Small temple, big demons — Li Zhen-xiu is the pit Ko Wen-je dug for his own party
Li's attacks on the DPP achieved nothing. Turning the guns inward was what finally made the entire Taiwan People's Party say "enough." Her performance is no longer just about whether one legislator keeps her seat. It is about whether a party already short on political capital can survive having so much of it burned in public.
Why did Li plant so many landmines in just two months? First, her grudge against Kao Hung-an from local-election days clearly never healed, even after she took office. Second, two years of interning taught her nothing about widening her horizons or refining her methods — she could only dredge up dirt on her own people. Third, she openly complained that Huang Kuo-chang brought her into committee meetings but never into his personal office, and blamed it on his supposed hatred of Lupei rather than on basic political judgment. She even declared on air that Huang was the only one capable of leading the party. An intern-turned-legislator lecturing the floor leader on party leadership? Huang should count himself lucky he kept her at arm's length.
Ko Wen-je (柯文哲), however, cannot dodge the bigger blame. From Hsu Chun-ying (徐春鶯) to Li Zhen-xiu, he has repeatedly placed high-risk figures in the public eye without proper vetting. This is not a string of accidents. It is a pattern that has left the Taiwan People's Party's grassroots forever divided and never truly united.
"Small temple, big demons" is real — and the man who opened the window is Ko Wen-je himself. Who else is there to blame?

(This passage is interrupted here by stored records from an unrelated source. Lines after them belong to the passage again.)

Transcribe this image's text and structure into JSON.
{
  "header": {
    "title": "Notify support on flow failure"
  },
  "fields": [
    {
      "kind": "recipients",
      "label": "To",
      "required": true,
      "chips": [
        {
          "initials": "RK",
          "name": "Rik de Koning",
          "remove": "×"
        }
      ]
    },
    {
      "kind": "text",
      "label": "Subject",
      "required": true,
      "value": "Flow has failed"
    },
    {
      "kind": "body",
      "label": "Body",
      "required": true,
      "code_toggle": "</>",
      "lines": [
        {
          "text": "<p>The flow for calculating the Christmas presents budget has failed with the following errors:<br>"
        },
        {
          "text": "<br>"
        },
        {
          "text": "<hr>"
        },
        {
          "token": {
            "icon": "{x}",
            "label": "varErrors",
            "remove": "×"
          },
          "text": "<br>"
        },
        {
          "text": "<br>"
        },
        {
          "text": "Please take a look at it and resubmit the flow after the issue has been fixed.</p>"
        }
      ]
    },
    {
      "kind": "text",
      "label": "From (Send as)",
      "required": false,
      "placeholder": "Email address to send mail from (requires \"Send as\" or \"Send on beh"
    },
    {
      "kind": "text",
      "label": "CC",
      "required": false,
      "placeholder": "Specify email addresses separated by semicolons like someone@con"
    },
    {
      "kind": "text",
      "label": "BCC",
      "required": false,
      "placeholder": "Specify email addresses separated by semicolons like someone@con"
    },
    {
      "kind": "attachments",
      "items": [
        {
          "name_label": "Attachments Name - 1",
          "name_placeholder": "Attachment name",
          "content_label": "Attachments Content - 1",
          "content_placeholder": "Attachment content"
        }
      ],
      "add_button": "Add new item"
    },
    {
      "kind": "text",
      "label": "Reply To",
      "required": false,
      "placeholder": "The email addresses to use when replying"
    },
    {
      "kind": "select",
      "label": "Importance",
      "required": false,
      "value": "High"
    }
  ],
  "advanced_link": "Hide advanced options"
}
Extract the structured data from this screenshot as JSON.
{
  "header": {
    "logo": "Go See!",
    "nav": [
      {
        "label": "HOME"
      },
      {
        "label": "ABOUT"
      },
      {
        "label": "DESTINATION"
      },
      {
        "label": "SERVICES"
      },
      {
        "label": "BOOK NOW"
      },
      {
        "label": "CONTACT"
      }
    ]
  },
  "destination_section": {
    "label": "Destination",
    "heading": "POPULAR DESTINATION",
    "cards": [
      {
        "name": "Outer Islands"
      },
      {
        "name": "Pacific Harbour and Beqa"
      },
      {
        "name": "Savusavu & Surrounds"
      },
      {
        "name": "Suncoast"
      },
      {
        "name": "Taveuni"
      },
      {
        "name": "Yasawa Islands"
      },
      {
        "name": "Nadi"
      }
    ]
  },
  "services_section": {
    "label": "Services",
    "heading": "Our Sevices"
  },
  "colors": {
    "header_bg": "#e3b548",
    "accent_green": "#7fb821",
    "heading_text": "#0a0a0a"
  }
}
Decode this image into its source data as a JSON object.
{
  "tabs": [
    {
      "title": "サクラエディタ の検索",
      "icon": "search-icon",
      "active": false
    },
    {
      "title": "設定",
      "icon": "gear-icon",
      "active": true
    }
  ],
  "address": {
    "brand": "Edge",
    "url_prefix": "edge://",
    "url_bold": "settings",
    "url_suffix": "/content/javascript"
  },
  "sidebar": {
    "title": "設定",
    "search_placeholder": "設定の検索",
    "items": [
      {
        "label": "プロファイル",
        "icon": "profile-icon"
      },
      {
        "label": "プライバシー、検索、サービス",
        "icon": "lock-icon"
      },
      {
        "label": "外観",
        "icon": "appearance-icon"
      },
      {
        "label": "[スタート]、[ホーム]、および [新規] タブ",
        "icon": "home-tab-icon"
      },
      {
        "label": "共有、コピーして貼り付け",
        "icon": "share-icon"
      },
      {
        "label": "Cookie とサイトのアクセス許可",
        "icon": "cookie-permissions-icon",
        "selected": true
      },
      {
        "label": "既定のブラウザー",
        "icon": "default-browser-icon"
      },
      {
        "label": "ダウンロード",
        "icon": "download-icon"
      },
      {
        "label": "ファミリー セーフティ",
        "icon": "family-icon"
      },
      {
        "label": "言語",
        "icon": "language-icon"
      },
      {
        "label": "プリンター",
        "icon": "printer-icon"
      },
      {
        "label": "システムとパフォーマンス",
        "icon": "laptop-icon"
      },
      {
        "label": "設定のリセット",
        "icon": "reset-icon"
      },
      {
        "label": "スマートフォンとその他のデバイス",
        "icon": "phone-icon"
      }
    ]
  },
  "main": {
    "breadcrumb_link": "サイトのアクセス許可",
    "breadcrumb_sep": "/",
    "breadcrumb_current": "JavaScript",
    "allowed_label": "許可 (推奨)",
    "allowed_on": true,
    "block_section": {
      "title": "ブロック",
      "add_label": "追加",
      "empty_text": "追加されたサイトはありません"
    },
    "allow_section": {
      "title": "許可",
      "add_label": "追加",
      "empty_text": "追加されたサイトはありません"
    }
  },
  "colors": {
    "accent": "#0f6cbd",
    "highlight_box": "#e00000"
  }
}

Li Zhen-xiu did not need to be a legislative superstar. She only needed to last long enough to make the DPP's contradictions impossible to ignore. Instead, she turned a historic breakthrough for mainland spouses into a cautionary tale. Whether she meant to play the avenger or the terminator, the result is the same: the first Lupei legislator may also have become the last — at least for a very long time.